There were days when it seemed the bill might never win approval, and the delay ended up costing the city more than $20 million in uncollected sales-tax revenue.

"This was a heavy lift for the City of Philadelphia, but we told our mayor that we had his back," said Rep. Jewell Williams (D., Phila), who sponsored the bill.

As critical as the legislation is to short-term needs, it does nothing to address the city's systemic long-term problems, such as an underfunded pension system, fast-growing health-care costs, a large debt load, and an anemic tax base.

"While this is positive news in that we were able to avoid the layoff of 3,000 employees, there's also the reality that we've just passed off some of our pension debt down the line to future years," said Bill Rubin, who represents District Council 33, the municipal blue-collar union, on the city pension board.

Nutter will now likely turn his attention to labor-union contracts, in which he hopes to address at least some of the city's long-term vulnerabilities. He is seeking $25 million a year in pension and health-care savings, and has proposed no salary increases in the next contract.

"Now the city can get back to union contracts. That's the issue that will have biggest short-term and long-term impact on the city's fiscal health," said Uri Monson, executive director of the Pennsylvania Intergovernmental Cooperation Authority, the agency that oversees Philadelphia's financial planning.

Yesterday, though, senior members of the Nutter administration were simply exhaling, reveling in the end of an exhausting yearlong ordeal to pull the city through the national economic collapse.
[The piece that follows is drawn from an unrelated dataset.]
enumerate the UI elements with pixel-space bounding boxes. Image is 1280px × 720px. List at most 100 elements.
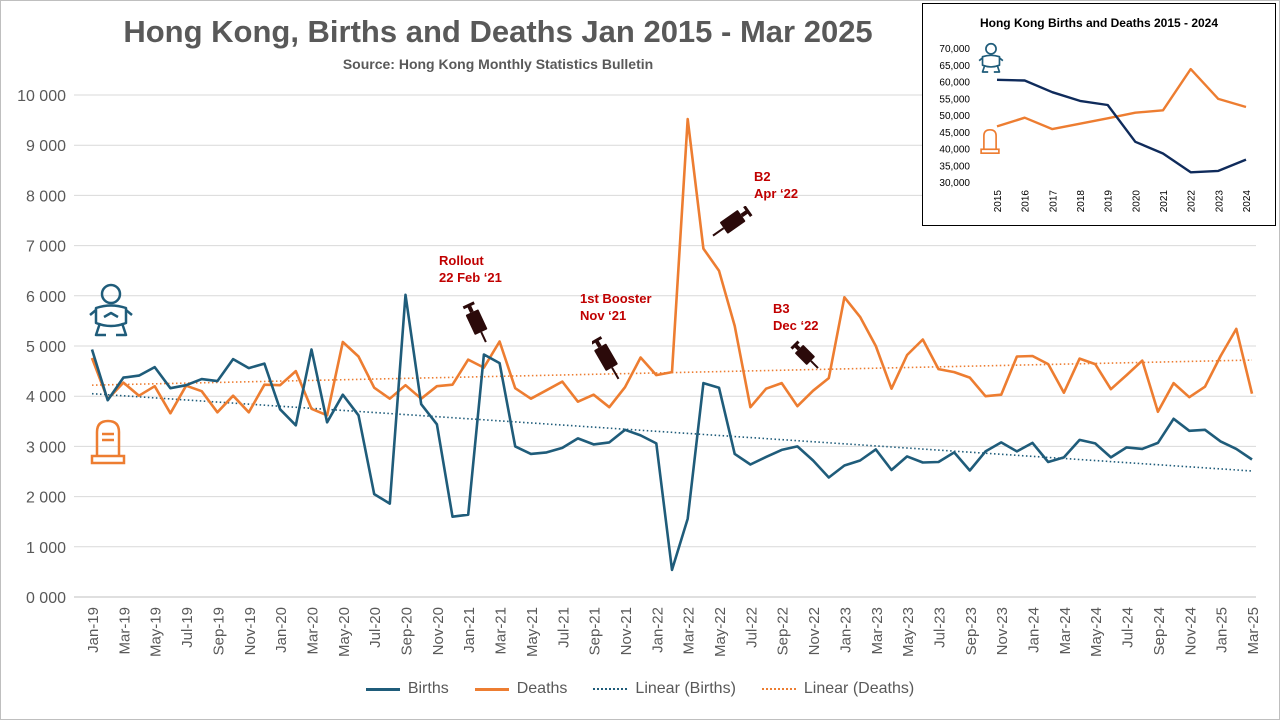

Morale has been low throughout much of city government in recent weeks, particularly in the mayor's office.

"You've done a tremendous job under very, very difficult circumstances, and I'm very, very proud of all of you," Nutter said on the conference call to his senior managers.

As he spoke, Nutter appeared overcome with emotion, a seeming mix of relief, exhaustion, and exuberance. Asked about it by reporters after he hung up, Nutter acknowledged that he was indeed choked up.

"When you think of the magnitude of what could have happened tomorrow . . . the magnitude of it is astounding, and I think quite honestly that's why so many people seem to have difficultly grasping what Plan C was all about," Nutter said.

At the other end of the conference call in Philadelphia, the relief was palpable.

"I don't even want to think about what would have happened had this gone through," said Police Commissioner Charles H. Ramsey, whose department would have lost up to 1,000 officers and civilian personnel if Plan C had been enacted.

As the meeting ended, administration officials exchanged hugs and handshakes.

"I think there's a lot of pent-up energy to move ahead, to do the work we were elected to do," said Nutter's chief of staff, Clay Armbrister.